Mata Nio menatap sekeliling lebih cermat, ia juga menggunakan penciumannya agar bisa mendeteksi bau yang tertinggal. Laki-laki itu mengeram pelan saat menyadari tidak ada satu pun petunjuk di sini, penculikan Jessy terlalu apik.

Semua itu bermula saat Bella tanpa sengaja tidak bisa mencium aroma Jessy, mommy-nya itu langsung memberi perintah untuk mencari Jessy ke seluruh tempat.

"Nio, apa sudah dapat petunjuknya?" tanya Karin.

Mendengar suara istrinya, Nio langsung menoleh dengan cepat. "Kenapa kau ke sini? Aku menyuruhmu untuk istirahat!" Ia menggenggam tangan Karin, bersiap untuk melesat ke kamar mereka.

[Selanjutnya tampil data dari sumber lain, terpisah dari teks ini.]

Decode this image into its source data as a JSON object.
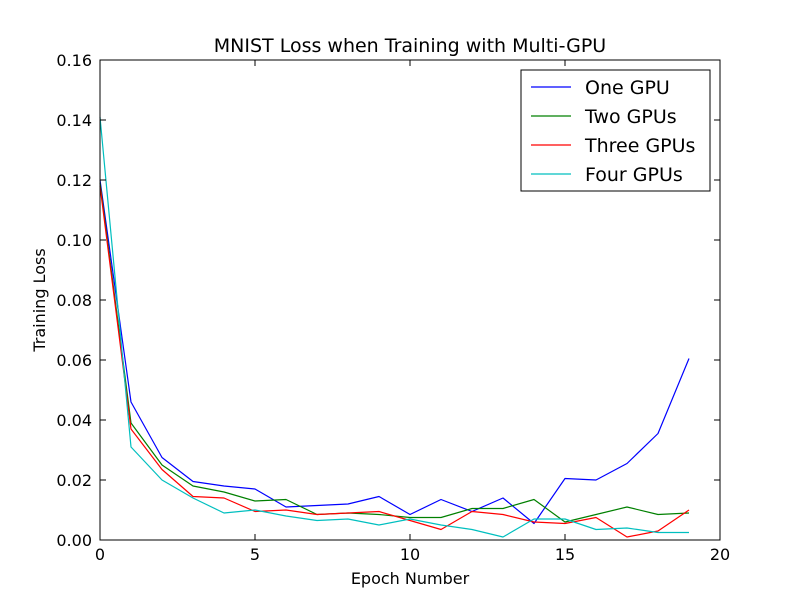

Karin menahan lengan Nio dengan cepat, untuk sampai ke kamar Jessy saja ia harus mengerahkan sebagian tenaganya. "Tidak, aku ingin membantumu mencari Jessy."

"Dari mana kau tahu?" tanya Nio.

"Tadi aku tidak sengaja mendengar mom dan dad berbicara," jawab Karin.

Nio mendengkus pelan, seharusnya tadi ia menyarankan pada Xander untuk berbicara dengan Bella di kamar saja. Jika sudah seperti ini, dirinya juga yang repot.

Dari awal, ia sengaja menyuruh Karin untuk tetap berada di kamar. Tenaga gadis itu belum terlalu pulih meski ritualnya sudah sebulan berlalu, setidaknya Nio dapat menghalang agar Karin tidak berbuat nekat dengan menggunakan kekuatan yang tersisa.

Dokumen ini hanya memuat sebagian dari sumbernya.